Third, we cannot rule out potential selection bias from several sources. The UK Biobank sample is not representative of the wider UK population [53]. On top of this, further selection resulted from our exclusion of 15% of the potential sample due to missing income data. We also cannot exclude the possibility of self-selection into more health-promoting neighborhoods by people more disposed to healthy behaviors. We can, however, by the longitudinal nature of the study and exclusion of people with prevalent disease at baseline, rule out active self-selection prior to baseline into neighborhoods on the basis of prevalent disease (e.g., following a cancer diagnosis earlier in life, deciding to relocate to a neighborhood more supportive of a healthy lifestyle). This means that we likely minimize masking of the true extent of association via this avenue, but may still have some residual positive confounding that could bias estimates away from the null, despite our comprehensive adjustment for observed potential confounders. However, UK Biobank is a residentially very stable sample, and most of our strongest findings were within more deprived subgroups, where financial resources enabling relocation for health purposes are presumably the least. In robustness checks we also confirmed that further model adjustment for baseline hypertension, BMI, and medications for hypertension or cholesterol, made no material difference to our findings. Remaining sources of potential residual confounding we were not able to explore may include access to care. However, confounding by this is likely to be at least partly controlled for by other covariates such as urban/non-urban status and assessment area, and is not likely to have been a major factor in the UK setting where healthcare is free at the point of delivery. Thus, residual confounding cannot be excluded, but is unlikely to be a major source of bias.

In summary, despite no overall association between greenspace and cancer admissions across the mid-aged English population, we did find evidence of effect modification by area deprivation. Living in a neighborhood with a greater percentage of greenspace is associated with lower risk of cancer-related hospitalization among people living in more deprived areas. There is some evidence of the same being true for reduced fast-food proximity and cancer. Greater availability of physical activity facilities close to home is not associated with lower risk of cancer for any of the analyzed groups. Improving deprived neighborhoods by increasing the amount of public and private greenspace and limiting the proximity of fast-food outlets to residential areas may improve health outcomes in the population.

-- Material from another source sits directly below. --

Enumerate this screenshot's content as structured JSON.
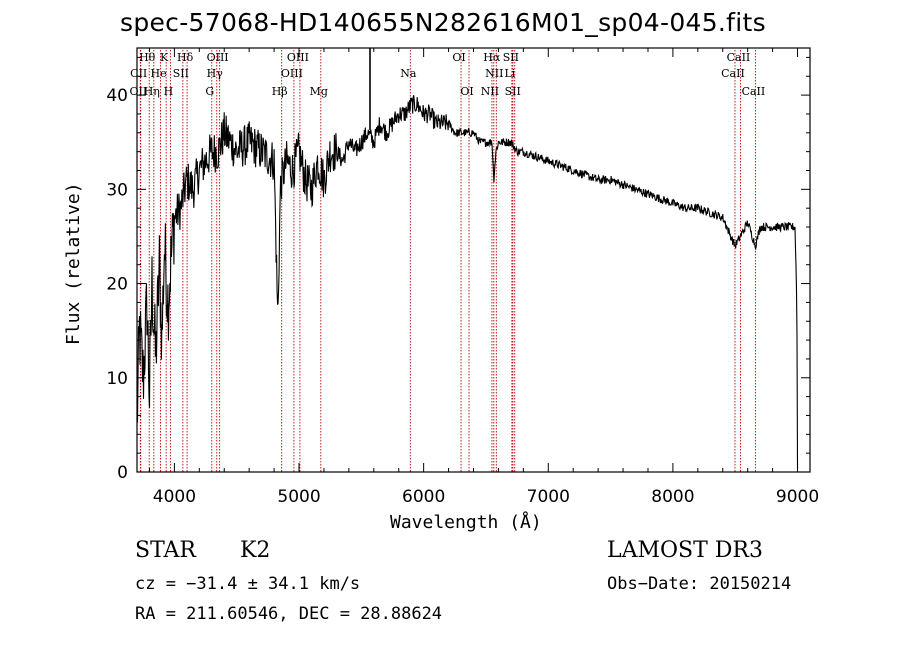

Taken together, these results suggest that improving access to greenspace may have a greater public health impact in more deprived areas, but the pathway(s) by which these benefits might arise require further elucidation and should not be assumed to be restricted to the promotion and facilitation of physical activity. We also show that by examining effect modification by multiple socioeconomic indicators in parallel, potentially important insights can be gained that may be missed when we focus only on a single socioeconomic measure. Understanding the potentially different ways in which different aspects of the socioeconomic conditions of people’s lives influence their relationship with the built environment and its effects on cancer risk may help to avoid intervention-generated inequalities when neighborhood-based built environment interventions are designed.